Elles sont bien bonnes

imagesAnnées 60. Soit un bourgeois étriqué, agent de change à ses heures, sa femme superficielle à souhait, débordée de ne rien faire et leurs deux enfants le plus souvent dans une pension forcément sous influence de l’église, lesquels ne reviennent aux vacances que pour dire force horreurs sur la bonne qui les élève, voilà planté le décor du dernier film en date de Philippe Le Guay « Les femmes du 6ème étage ».

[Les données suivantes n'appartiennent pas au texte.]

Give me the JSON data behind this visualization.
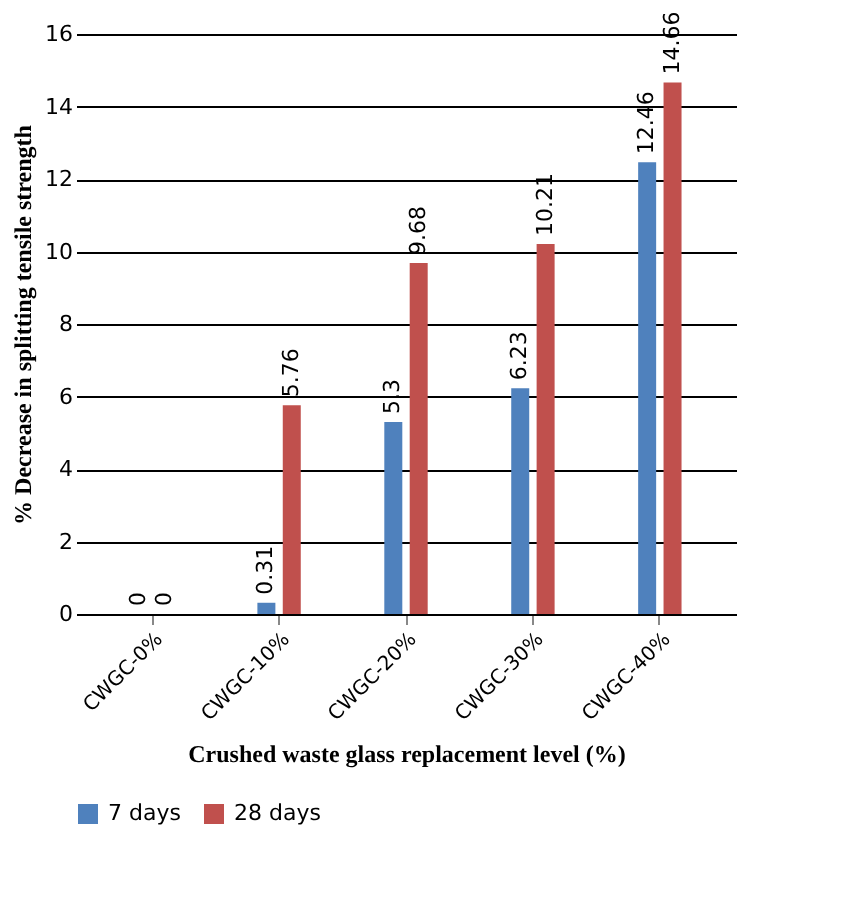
{
  "chart_data": {
    "type": "bar",
    "xlabel": "Crushed waste glass replacement level (%)",
    "ylabel": "% Decrease in splitting tensile strength",
    "categories": [
      "CWGC-0%",
      "CWGC-10%",
      "CWGC-20%",
      "CWGC-30%",
      "CWGC-40%"
    ],
    "series": [
      {
        "name": "7 days",
        "color": "#4f81bd",
        "values": [
          0,
          0.31,
          5.3,
          6.23,
          12.46
        ]
      },
      {
        "name": "28 days",
        "color": "#c0504d",
        "values": [
          0,
          5.76,
          9.68,
          10.21,
          14.66
        ]
      }
    ],
    "ylim": [
      0,
      16
    ],
    "yticks": [
      0,
      2,
      4,
      6,
      8,
      10,
      12,
      14,
      16
    ],
    "grid": "y",
    "legend": "bottom",
    "data_labels": true
  }
}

Toute cette famille ne voit le monde qu’au travers des pages futiles du Figaro et écoute religieusement chaque intervention radio du Général de Gaulle. Dans son immeuble cossu, sous les combles, vivent dans des conditions lamentables- toilettes bouchées sur le palier, pas d’eau courante et autres- plusieurs bonnes espagnoles qui vaquent à longueur de temps chez ces mêmes familles riches. Sauf qu’un jour, par hasard,  Monsieur Jean-Louis s’aventurera jusque chez elles. Et là ce sera pour lui la révélation dans son sens presque christique, il devine qu’existe un autre monde que celui des affaires financières et des mondanités de bon aloi. Chacune de ces femmes cache derrière une disponibilité toujours nécessaire et souvent sans limite des failles profondes : qui, un fils abandonné, lourd secret de famille d’une « fille-mère », qui, des parents communistes assassinés devant ses yeux par les franquistes pendant la guerre d’Espagne, qui, un mari violent qui la trompe allégrement sous couvert d’une future maison magnifique en devenir etc… le tout sous le signe d’une dévotion sans borne à la madone et tous ses saints. Auprès d’elles ensemble et de Maria la plus jeune en particulier, d’une sensualité solaire, il s’enivre peu à peu des plaisirs simples de la vie, des rapports chaleureux aux autres et s’initie à un autre possible. C’est frais et gouleyant  comme un bon vin millésimé, pétillant  de surprises et fondant comme un chocolat grand cru. C’est une fable, bien sur, mais du genre qui fait chaud au cœur et à l’âme et  Fabrice Luchini est absolument exquis dans ce rôle où, chaque mimique, chaque geste, chaque pupille dilatée est hautement symbolique. Dans ce milieu du non-dit et/ou du susurré, il se délecte et nous avec. En prime, il y a la faconde de Carmen Maura et une toute jeune comédienne absolument radieuse et affriolante  Natalia Verbeke. C’est dire si, avec ce film, on prend une leçon de vie stimulante, où optimiste et solidarité partagées sont les valeurs à la hausse.